Sur la promenade qui longe le lac en dégel, à la surface duquel glissent des blocs de glace sous un soleil radieux, Christina Welch raconte ce qui lui a fait quitter les vignobles du comté de Sonoma en Californie pour Duluth.
En 2017, première frayeur, un incendie s'approche dangereusement de son quartier. Puis en 2019, alors qu'elle se trouve justement à Duluth pour explorer la ville sur les conseils d'un collègue, un feu force ses parents à évacuer.
"Ce fut la goutte d'eau qui a fait déborder le vase", explique-t-elle à l'AFP.

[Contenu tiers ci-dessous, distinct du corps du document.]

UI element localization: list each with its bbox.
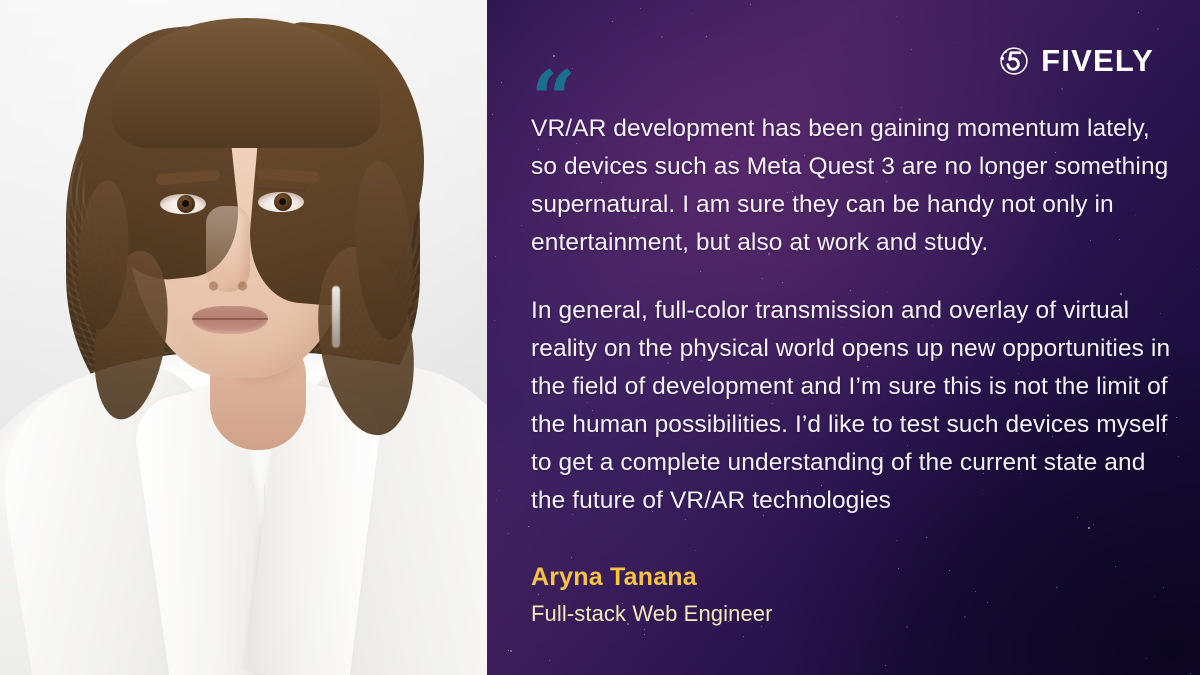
brand-wordmark: FIVELY <box>1041 45 1154 76</box>
quote-card: FIVELY “ VR/AR development has been gain… <box>0 0 1200 675</box>
quote-content: FIVELY “ VR/AR development has been gain… <box>487 0 1200 675</box>
lips <box>192 306 268 334</box>
nostrils <box>202 278 254 294</box>
earring <box>332 286 340 348</box>
quote-paragraph: VR/AR development has been gaining momen… <box>531 110 1176 262</box>
quote-paragraph: In general, full-color transmission and … <box>531 292 1176 520</box>
pupil-left <box>182 200 189 207</box>
lip-line <box>192 318 268 320</box>
brand-logo[interactable]: FIVELY <box>997 44 1154 77</box>
pupil-right <box>279 198 286 205</box>
quote-text-block: VR/AR development has been gaining momen… <box>531 110 1184 520</box>
quote-panel: FIVELY “ VR/AR development has been gain… <box>487 0 1200 675</box>
fively-circle-5-logo-icon <box>997 44 1030 77</box>
portrait-subject <box>0 0 487 675</box>
author-name: Aryna Tanana <box>531 562 773 593</box>
attribution: Aryna Tanana Full-stack Web Engineer <box>531 562 773 628</box>
author-role: Full-stack Web Engineer <box>531 600 773 628</box>
portrait-photo <box>0 0 487 675</box>
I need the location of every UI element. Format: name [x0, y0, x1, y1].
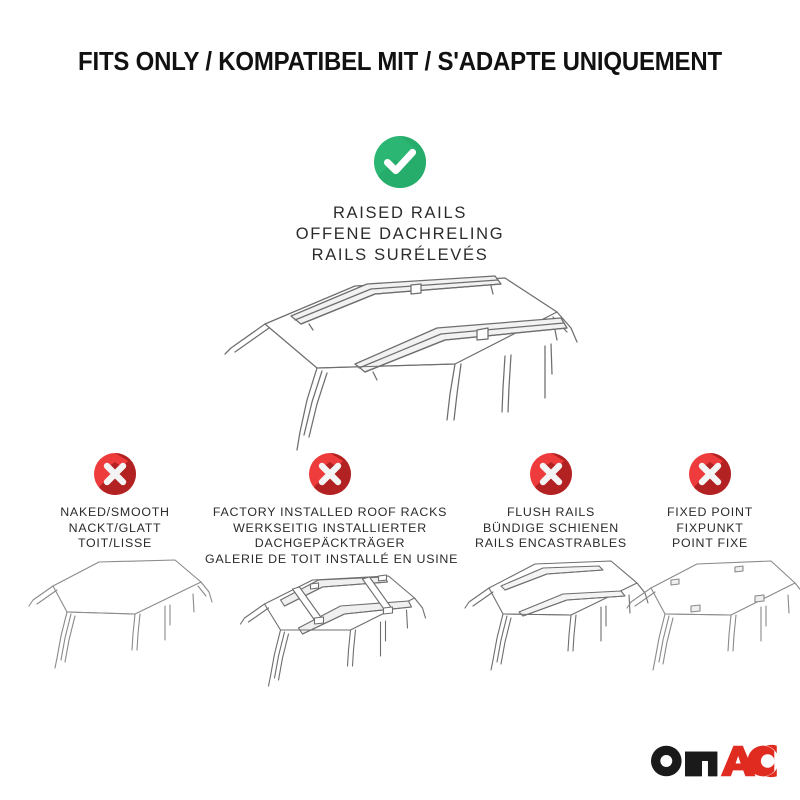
option-label-de-1: WERKSEITIG INSTALLIERTER [205, 521, 455, 537]
option-label-de: NACKT/GLATT [15, 521, 215, 537]
fixed-point-illustration [615, 550, 800, 680]
cross-circle-icon [308, 452, 352, 496]
raised-rails-illustration [205, 272, 605, 462]
compatible-label-en: RAISED RAILS [0, 203, 800, 224]
omac-logo: OMAC [651, 744, 779, 778]
option-label-de-2: DACHGEPÄCKTRÄGER [205, 536, 455, 552]
option-label-en: NAKED/SMOOTH [15, 505, 215, 521]
compatible-label-de: OFFENE DACHRELING [0, 224, 800, 245]
compatible-label-fr: RAILS SURÉLEVÉS [0, 245, 800, 266]
factory-roof-racks-illustration [223, 564, 438, 694]
not-compatible-section: NAKED/SMOOTH NACKT/GLATT TOIT/LISSE [0, 452, 800, 712]
option-labels: NAKED/SMOOTH NACKT/GLATT TOIT/LISSE [15, 505, 215, 552]
page-title: FITS ONLY / KOMPATIBEL MIT / S'ADAPTE UN… [24, 48, 776, 77]
option-label-en: FLUSH RAILS [440, 505, 662, 521]
option-label-en: FIXED POINT [630, 505, 790, 521]
option-flush-rails: FLUSH RAILS BÜNDIGE SCHIENEN RAILS ENCAS… [440, 452, 662, 552]
option-labels: FLUSH RAILS BÜNDIGE SCHIENEN RAILS ENCAS… [440, 505, 662, 552]
header: FITS ONLY / KOMPATIBEL MIT / S'ADAPTE UN… [0, 48, 800, 77]
option-label-de: FIXPUNKT [630, 521, 790, 537]
compatible-labels: RAISED RAILS OFFENE DACHRELING RAILS SUR… [0, 203, 800, 266]
cross-circle-icon [529, 452, 573, 496]
option-label-en: FACTORY INSTALLED ROOF RACKS [205, 505, 455, 521]
naked-smooth-illustration [15, 550, 215, 680]
option-labels: FIXED POINT FIXPUNKT POINT FIXE [630, 505, 790, 552]
cross-circle-icon [93, 452, 137, 496]
check-circle-icon [373, 135, 427, 189]
fitment-infographic: FITS ONLY / KOMPATIBEL MIT / S'ADAPTE UN… [0, 0, 800, 800]
compatible-section: RAISED RAILS OFFENE DACHRELING RAILS SUR… [0, 135, 800, 266]
option-factory-roof-racks: FACTORY INSTALLED ROOF RACKS WERKSEITIG … [205, 452, 455, 567]
option-fixed-point: FIXED POINT FIXPUNKT POINT FIXE [630, 452, 790, 552]
option-naked-smooth: NAKED/SMOOTH NACKT/GLATT TOIT/LISSE [15, 452, 215, 552]
option-label-de: BÜNDIGE SCHIENEN [440, 521, 662, 537]
option-labels: FACTORY INSTALLED ROOF RACKS WERKSEITIG … [205, 505, 455, 567]
cross-circle-icon [688, 452, 732, 496]
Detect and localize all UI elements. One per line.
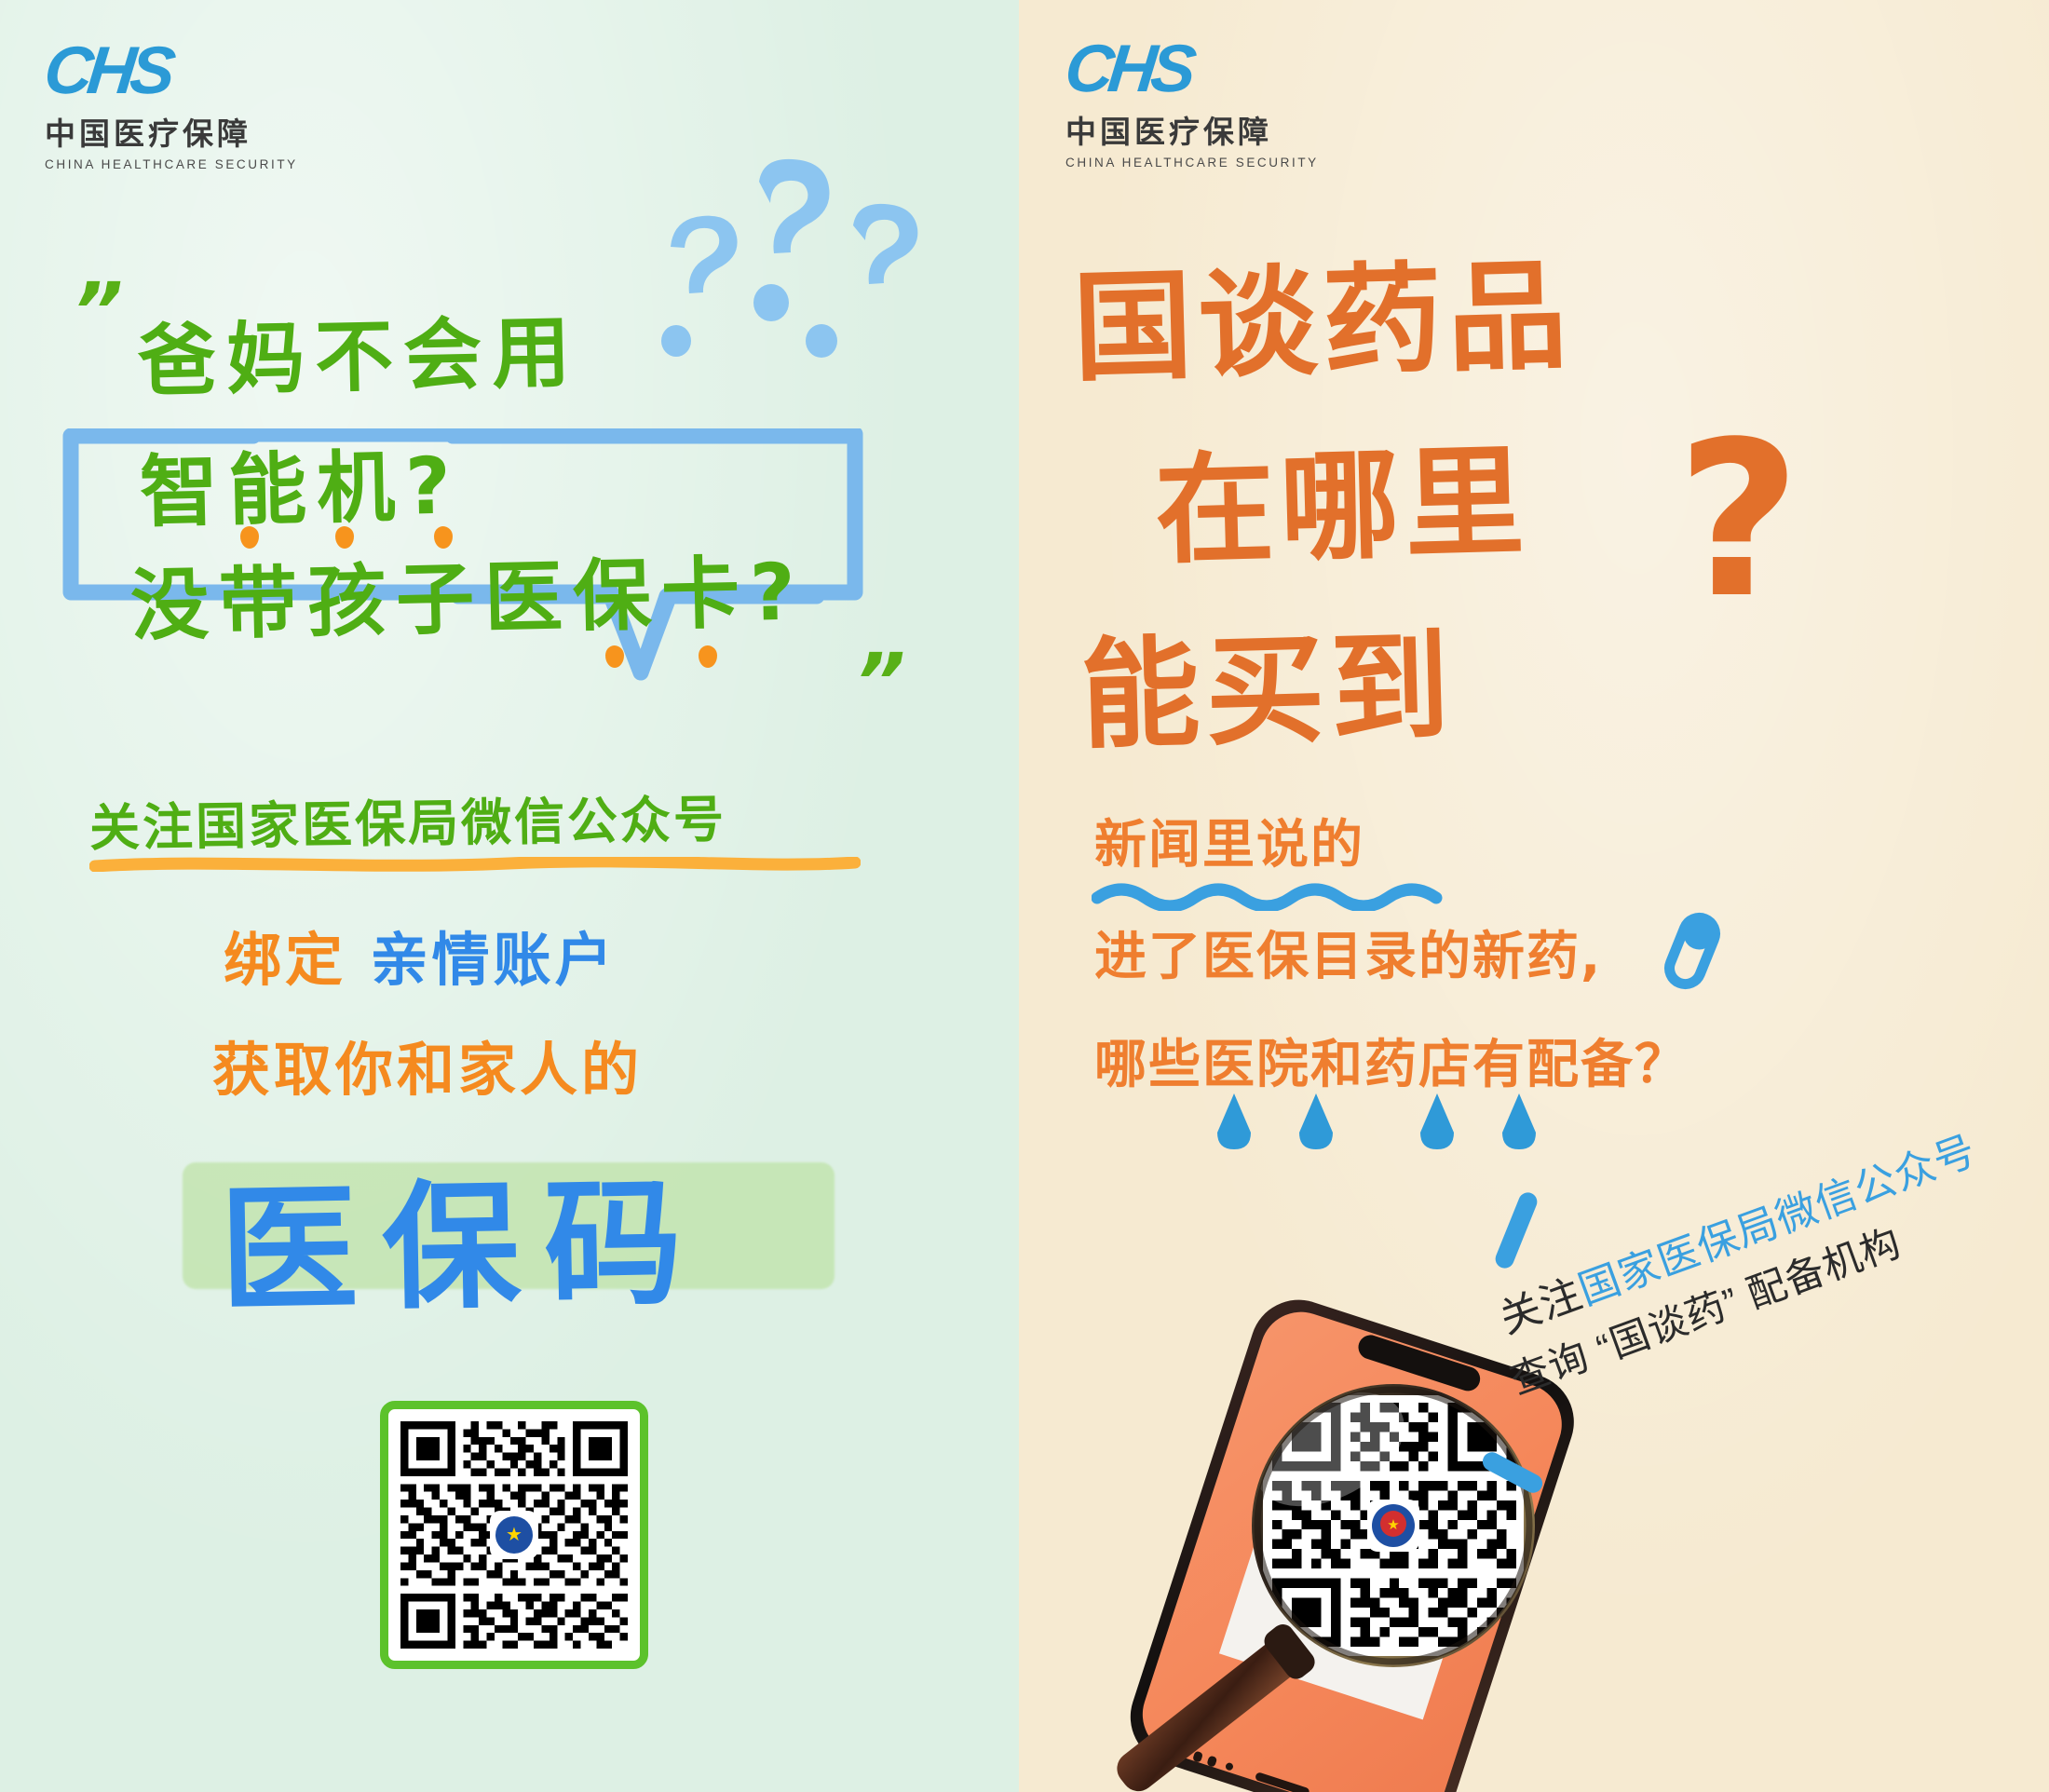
left-headline-line-2: 智能机? [139, 423, 462, 542]
orange-underline-decor [89, 857, 861, 872]
left-bind-blue-text: 亲情账户 [371, 926, 617, 994]
chs-logo-cn-name: 中国医疗保障 [45, 109, 298, 154]
qr-emblem-icon: ★ [492, 1513, 536, 1557]
left-poster: CHS 中国医疗保障 CHINA HEALTHCARE SECURITY ” 爸… [0, 0, 1019, 1792]
right-headline-line-2: 在哪里 [1153, 405, 1532, 587]
chs-logo-en-name: CHINA HEALTHCARE SECURITY [1065, 156, 1319, 170]
pill-icon [1660, 911, 1725, 991]
left-big-word: 医保码 [218, 1130, 708, 1338]
left-cta-line: 关注国家医保局微信公众号 [88, 778, 726, 861]
chs-logo-mark: CHS [1062, 37, 1322, 101]
chs-logo-right: CHS 中国医疗保障 CHINA HEALTHCARE SECURITY [1065, 37, 1319, 170]
chs-logo-en-name: CHINA HEALTHCARE SECURITY [45, 157, 298, 171]
question-marks-decor-icon [643, 158, 941, 428]
chs-logo-mark: CHS [41, 39, 301, 102]
right-body-line-2: 进了医保目录的新药, [1094, 915, 1602, 990]
national-emblem-icon: ★ [495, 1516, 533, 1554]
wavy-underline-decor [1092, 879, 1483, 911]
right-headline-line-1: 国谈药品 [1071, 219, 1575, 404]
left-qr-code[interactable]: ★ [380, 1401, 648, 1669]
right-headline-line-3: 能买到 [1079, 590, 1458, 771]
chs-logo-left: CHS 中国医疗保障 CHINA HEALTHCARE SECURITY [45, 39, 298, 171]
svg-text:★: ★ [1387, 1516, 1399, 1533]
left-bind-orange-text: 绑定 [224, 926, 346, 994]
left-headline-line-3: 没带孩子医保卡? [129, 529, 807, 656]
quote-close: ” [855, 643, 905, 721]
left-qr-pattern: ★ [400, 1421, 628, 1649]
poster-pair: CHS 中国医疗保障 CHINA HEALTHCARE SECURITY ” 爸… [0, 0, 2049, 1792]
quote-open: ” [73, 272, 123, 350]
right-headline-question-mark: ? [1676, 436, 1800, 607]
left-bind-row: 绑定 亲情账户 [224, 913, 617, 997]
drop-marks-decor [1206, 1090, 1597, 1155]
left-headline-line-1: 爸妈不会用 [137, 290, 581, 412]
chs-logo-cn-name: 中国医疗保障 [1065, 107, 1319, 152]
right-body-line-3: 哪些医院和药店有配备？ [1094, 1023, 1689, 1098]
right-body-line-1: 新闻里说的 [1094, 803, 1364, 878]
left-get-line: 获取你和家人的 [212, 1023, 643, 1106]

Les incendies, dont les experts prédisent l'aggravation avec le réchauffement de la planète, font aussi partie des raisons qui ont poussé il y a neuf ans John Jenkins à quitter les plages de Californie pour les rivages glaciaux du Minnesota.
"L'air est plus pur. L'eau fait partie des meilleures du monde. C'est juste très propre, beau, immaculé", dit-il dans le café-restaurant qu'il a acheté et rénové.
Christina, 40 ans, et John, 38 ans, ont donc tourné la page de leur vie californienne et se sont installés à Duluth - par ailleurs la ville de naissance de Bob Dylan. Certes, il fait parfois moins 30°C l'hiver. Mais ils n'ont aucun regret.
John est venu avec sa femme. Depuis, il a eu deux enfants et plusieurs membres de sa famille ont sauté le pas.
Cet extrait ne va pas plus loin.